Processors are made in wafers. (Source: TSMC)

Analyst Ming-Chi Kuo claims that reports Apple has an exclusive arrangement where TSMC absorbs the cost of failed processors is not true.

The recent report of a so-called "sweetheart deal" between Apple and TSMC claimed that it was an exclusive arrangement concerning the pricing of processors. Where all other companies pay for a complete wafer, including some failed processors, Apple does not.

Instead, it was claimed that TSMC absorbed the cost of any such yield failures, and Apple only paid for functioning ones. Apple was said to benefit from this to the tune of many billion dollars per year, and TSMC benefited in turn from Apple being willing to back its development of new processors.

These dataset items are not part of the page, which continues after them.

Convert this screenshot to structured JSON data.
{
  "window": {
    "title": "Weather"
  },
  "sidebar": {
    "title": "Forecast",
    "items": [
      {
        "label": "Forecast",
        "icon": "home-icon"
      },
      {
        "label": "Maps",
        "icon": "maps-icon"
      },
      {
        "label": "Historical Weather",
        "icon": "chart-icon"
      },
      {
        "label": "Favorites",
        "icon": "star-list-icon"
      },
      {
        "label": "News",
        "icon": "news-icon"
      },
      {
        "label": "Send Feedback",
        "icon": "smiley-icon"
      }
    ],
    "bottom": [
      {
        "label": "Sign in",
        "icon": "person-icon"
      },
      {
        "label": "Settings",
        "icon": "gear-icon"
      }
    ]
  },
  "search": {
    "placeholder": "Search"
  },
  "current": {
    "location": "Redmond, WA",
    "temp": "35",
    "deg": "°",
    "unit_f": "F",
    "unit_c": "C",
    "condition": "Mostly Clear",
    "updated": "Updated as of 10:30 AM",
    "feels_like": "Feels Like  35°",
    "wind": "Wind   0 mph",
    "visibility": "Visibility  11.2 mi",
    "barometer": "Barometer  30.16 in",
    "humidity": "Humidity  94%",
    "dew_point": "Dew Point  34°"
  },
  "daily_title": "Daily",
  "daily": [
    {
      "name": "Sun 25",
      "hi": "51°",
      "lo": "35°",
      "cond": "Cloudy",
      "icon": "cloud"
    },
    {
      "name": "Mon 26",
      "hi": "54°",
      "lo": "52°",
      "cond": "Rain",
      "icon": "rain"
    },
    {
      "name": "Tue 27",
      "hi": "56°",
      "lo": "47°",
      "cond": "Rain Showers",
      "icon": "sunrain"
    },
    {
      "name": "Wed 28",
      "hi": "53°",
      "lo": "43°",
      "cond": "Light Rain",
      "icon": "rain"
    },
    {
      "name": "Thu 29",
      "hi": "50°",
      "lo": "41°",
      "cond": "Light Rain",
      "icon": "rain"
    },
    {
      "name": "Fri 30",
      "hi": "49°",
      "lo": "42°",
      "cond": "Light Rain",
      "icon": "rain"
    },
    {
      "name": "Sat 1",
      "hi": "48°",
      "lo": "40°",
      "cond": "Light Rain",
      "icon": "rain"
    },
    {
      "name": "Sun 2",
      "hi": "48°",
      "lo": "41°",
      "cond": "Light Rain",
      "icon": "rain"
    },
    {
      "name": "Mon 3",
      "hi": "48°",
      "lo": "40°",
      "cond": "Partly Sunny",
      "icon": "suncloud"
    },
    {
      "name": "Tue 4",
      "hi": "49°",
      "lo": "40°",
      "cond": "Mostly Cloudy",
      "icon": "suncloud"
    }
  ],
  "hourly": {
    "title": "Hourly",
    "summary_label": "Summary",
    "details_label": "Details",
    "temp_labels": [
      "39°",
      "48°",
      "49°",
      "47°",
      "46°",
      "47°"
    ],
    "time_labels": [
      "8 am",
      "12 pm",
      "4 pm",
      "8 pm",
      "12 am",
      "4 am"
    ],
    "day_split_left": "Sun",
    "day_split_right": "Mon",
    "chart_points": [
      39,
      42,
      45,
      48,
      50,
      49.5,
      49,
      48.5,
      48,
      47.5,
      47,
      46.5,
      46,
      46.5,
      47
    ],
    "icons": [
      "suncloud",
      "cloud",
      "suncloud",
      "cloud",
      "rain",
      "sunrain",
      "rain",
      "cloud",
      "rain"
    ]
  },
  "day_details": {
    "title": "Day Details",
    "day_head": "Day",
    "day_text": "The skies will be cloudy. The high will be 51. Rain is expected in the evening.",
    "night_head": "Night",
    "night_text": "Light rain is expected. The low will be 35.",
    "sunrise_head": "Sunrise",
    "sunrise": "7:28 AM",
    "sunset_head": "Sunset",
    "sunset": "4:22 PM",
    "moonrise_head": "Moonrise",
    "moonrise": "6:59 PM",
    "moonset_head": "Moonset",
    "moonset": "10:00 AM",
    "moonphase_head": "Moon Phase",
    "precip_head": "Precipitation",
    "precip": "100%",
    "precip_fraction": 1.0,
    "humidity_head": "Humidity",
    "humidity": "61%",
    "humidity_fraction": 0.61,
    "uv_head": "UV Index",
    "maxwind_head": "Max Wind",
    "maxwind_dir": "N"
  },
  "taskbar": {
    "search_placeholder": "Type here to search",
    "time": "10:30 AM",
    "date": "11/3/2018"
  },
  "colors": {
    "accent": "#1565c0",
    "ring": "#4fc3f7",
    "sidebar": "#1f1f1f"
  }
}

Now analyst Ming-Chi Kuo says that the idea this is an exclusive arrangement is not true.

"There are two ways that customers buy chips from TSMC: finished goods buy and wafer buy," he writes in the full X post. "The vast majority of deals are wafer-buy because TSMC's yields are good enough to ignore the cost of defective chips."

"But Apple is a special case," he continues. "Apple has always asked TSMC to provide the world's latest advanced node production services."

"Because the latest advanced node has many defective chips in the early stage of production, Apple has always purchased finished goods," says Kuo. "And TSMC allocates most of the cost of defective chips to the selling price of each finished chip."

"The best evidence is that the cost of the new processor used in new iPhones increases significantly every year," concludes Kuo, "and this year's A17 is no exception."

Alongside any increase in the cost to Apple of the A17 processor, the forthcoming iPhone 15 range is expected to include a price rise for at least the iPhone 15 Pro Max.